His bedroom was dark, its blackness barely pierced by the low light in the hallway. He held me by the wrist and guided me into the room until I banged against the edge of the bed.
“Let me undress you,” he said.
“No.”
“No?”
“Yes.” He did it smoothly, fondling me as he took off my dress and slip. For a while, he fumbled over the hooks of my bra but finally flung it across the room in triumph.

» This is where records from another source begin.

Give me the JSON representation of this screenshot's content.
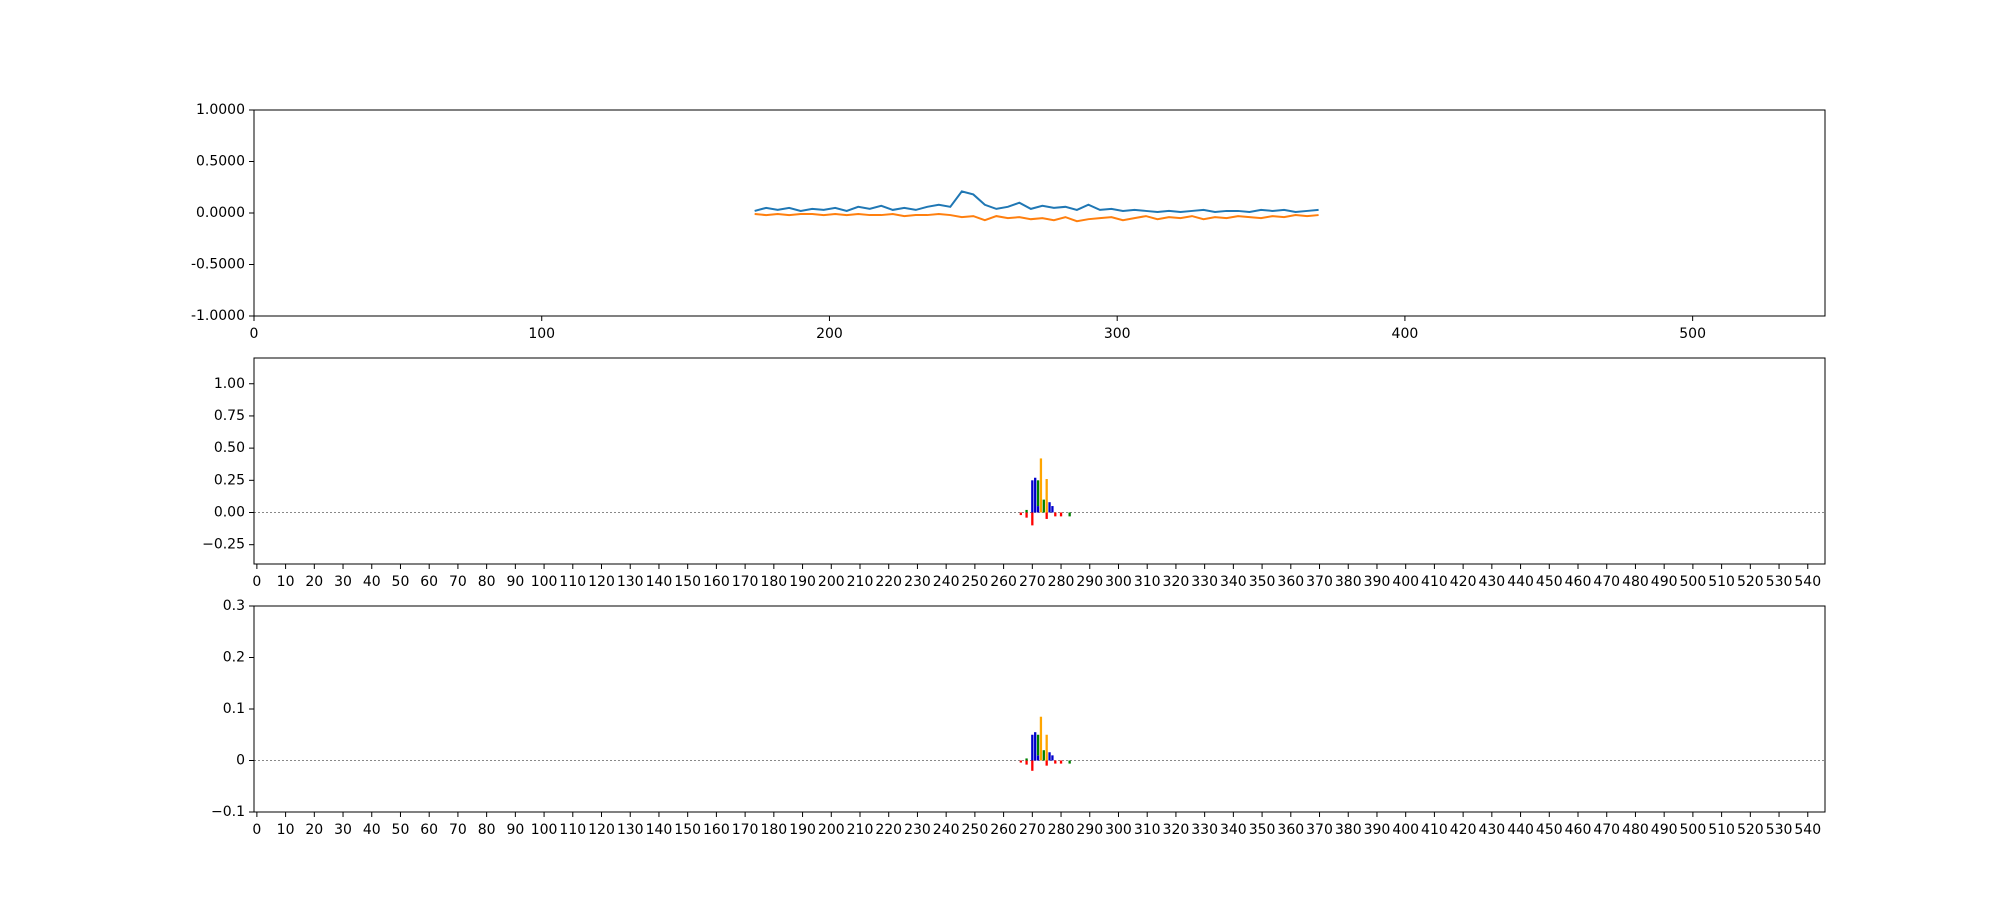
{
  "chart_data": [
    {
      "type": "line",
      "x": [
        174,
        178,
        182,
        186,
        190,
        194,
        198,
        202,
        206,
        210,
        214,
        218,
        222,
        226,
        230,
        234,
        238,
        242,
        246,
        250,
        254,
        258,
        262,
        266,
        270,
        274,
        278,
        282,
        286,
        290,
        294,
        298,
        302,
        306,
        310,
        314,
        318,
        322,
        326,
        330,
        334,
        338,
        342,
        346,
        350,
        354,
        358,
        362,
        366,
        370
      ],
      "series": [
        {
          "color": "#1f77b4",
          "values": [
            0.02,
            0.05,
            0.03,
            0.05,
            0.02,
            0.04,
            0.03,
            0.05,
            0.02,
            0.06,
            0.04,
            0.07,
            0.03,
            0.05,
            0.03,
            0.06,
            0.08,
            0.06,
            0.21,
            0.18,
            0.08,
            0.04,
            0.06,
            0.1,
            0.04,
            0.07,
            0.05,
            0.06,
            0.03,
            0.08,
            0.03,
            0.04,
            0.02,
            0.03,
            0.02,
            0.01,
            0.02,
            0.01,
            0.02,
            0.03,
            0.01,
            0.02,
            0.02,
            0.01,
            0.03,
            0.02,
            0.03,
            0.01,
            0.02,
            0.03
          ]
        },
        {
          "color": "#ff7f0e",
          "values": [
            -0.01,
            -0.02,
            -0.01,
            -0.02,
            -0.01,
            -0.01,
            -0.02,
            -0.01,
            -0.02,
            -0.01,
            -0.02,
            -0.02,
            -0.01,
            -0.03,
            -0.02,
            -0.02,
            -0.01,
            -0.02,
            -0.04,
            -0.03,
            -0.07,
            -0.03,
            -0.05,
            -0.04,
            -0.06,
            -0.05,
            -0.07,
            -0.04,
            -0.08,
            -0.06,
            -0.05,
            -0.04,
            -0.07,
            -0.05,
            -0.03,
            -0.06,
            -0.04,
            -0.05,
            -0.03,
            -0.06,
            -0.04,
            -0.05,
            -0.03,
            -0.04,
            -0.05,
            -0.03,
            -0.04,
            -0.02,
            -0.03,
            -0.02
          ]
        }
      ],
      "xlim": [
        0,
        546
      ],
      "xticks": [
        0,
        100,
        200,
        300,
        400,
        500
      ],
      "ylim": [
        -1,
        1
      ],
      "yticks": [
        {
          "value": -1,
          "label": "-1.0000"
        },
        {
          "value": -0.5,
          "label": "-0.5000"
        },
        {
          "value": 0,
          "label": "0.0000"
        },
        {
          "value": 0.5,
          "label": "0.5000"
        },
        {
          "value": 1,
          "label": "1.0000"
        }
      ]
    },
    {
      "type": "logo",
      "x": [
        266,
        268,
        270,
        271,
        272,
        273,
        274,
        275,
        276,
        277,
        278,
        280,
        283
      ],
      "series": [
        {
          "color": "#0000cc",
          "values": [
            0,
            0,
            0.25,
            0.27,
            0.05,
            0,
            0,
            0,
            0.08,
            0.05,
            0,
            0,
            0
          ]
        },
        {
          "color": "#ffa500",
          "values": [
            0,
            0,
            0,
            0,
            0,
            0.42,
            0,
            0.26,
            0,
            0,
            0,
            0,
            0
          ]
        },
        {
          "color": "#008000",
          "values": [
            0,
            0.02,
            0,
            0,
            0.2,
            0,
            0.1,
            0,
            0,
            0,
            0,
            0,
            -0.03
          ]
        },
        {
          "color": "#ff0000",
          "values": [
            -0.02,
            -0.04,
            -0.1,
            0,
            0,
            0,
            0,
            -0.05,
            0,
            0,
            -0.03,
            -0.03,
            0
          ]
        }
      ],
      "xlim": [
        -1,
        546
      ],
      "xticks": [
        0,
        10,
        20,
        30,
        40,
        50,
        60,
        70,
        80,
        90,
        100,
        110,
        120,
        130,
        140,
        150,
        160,
        170,
        180,
        190,
        200,
        210,
        220,
        230,
        240,
        250,
        260,
        270,
        280,
        290,
        300,
        310,
        320,
        330,
        340,
        350,
        360,
        370,
        380,
        390,
        400,
        410,
        420,
        430,
        440,
        450,
        460,
        470,
        480,
        490,
        500,
        510,
        520,
        530,
        540
      ],
      "ylim": [
        -0.4,
        1.2
      ],
      "yticks": [
        {
          "value": -0.25,
          "label": "−0.25"
        },
        {
          "value": 0,
          "label": "0.00"
        },
        {
          "value": 0.25,
          "label": "0.25"
        },
        {
          "value": 0.5,
          "label": "0.50"
        },
        {
          "value": 0.75,
          "label": "0.75"
        },
        {
          "value": 1,
          "label": "1.00"
        }
      ]
    },
    {
      "type": "logo",
      "x": [
        266,
        268,
        270,
        271,
        272,
        273,
        274,
        275,
        276,
        277,
        278,
        280,
        283
      ],
      "series": [
        {
          "color": "#0000cc",
          "values": [
            0,
            0,
            0.05,
            0.055,
            0.01,
            0,
            0,
            0,
            0.016,
            0.01,
            0,
            0,
            0
          ]
        },
        {
          "color": "#ffa500",
          "values": [
            0,
            0,
            0,
            0,
            0,
            0.085,
            0,
            0.05,
            0,
            0,
            0,
            0,
            0
          ]
        },
        {
          "color": "#008000",
          "values": [
            0,
            0.004,
            0,
            0,
            0.04,
            0,
            0.02,
            0,
            0,
            0,
            0,
            0,
            -0.006
          ]
        },
        {
          "color": "#ff0000",
          "values": [
            -0.004,
            -0.008,
            -0.02,
            0,
            0,
            0,
            0,
            -0.01,
            0,
            0,
            -0.006,
            -0.006,
            0
          ]
        }
      ],
      "xlim": [
        -1,
        546
      ],
      "xticks": [
        0,
        10,
        20,
        30,
        40,
        50,
        60,
        70,
        80,
        90,
        100,
        110,
        120,
        130,
        140,
        150,
        160,
        170,
        180,
        190,
        200,
        210,
        220,
        230,
        240,
        250,
        260,
        270,
        280,
        290,
        300,
        310,
        320,
        330,
        340,
        350,
        360,
        370,
        380,
        390,
        400,
        410,
        420,
        430,
        440,
        450,
        460,
        470,
        480,
        490,
        500,
        510,
        520,
        530,
        540
      ],
      "ylim": [
        -0.1,
        0.3
      ],
      "yticks": [
        {
          "value": -0.1,
          "label": "−0.1"
        },
        0.0,
        0.1,
        0.2,
        0.3
      ]
    }
  ]
}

He left my underpants on while he undressed, interrupting himself occasionally to run his hand through my hair or to bend and kiss me so as not to lose me in the dark. He whispered my name. Then he helped me lie on the bed and drew off my pants. I reached out for him and found his chest. It was hairless and appropriately solid. I drew my hand down to his belly, where a patch of soft hair began, and then lower still, where the hair grew stiffer. Then I said, “Oh, my God!”
David Hoffman had the biggest penis in the world. I had never seen—or, more accurately, felt—anything that could compare to it. I caressed the head of it and then moved on down slowly, as if to see whether he was pulling some sort of bizarre trick in the dark. He was not. He covered my hand with his and pressed it against him, as if showing off its astounding size again, its unyielding stoniness.
“Oh, my God,” I echoed.
“Kiss me, Marcia.” I was not sure where he wanted the kiss, but I put my mouth on his. We held each other, kissing for a long time, before he reached for my breasts and behind. His touch grew harder then, grabbing at me, and I tried to pull away once or twice. But I was back before he could even begin to coax me.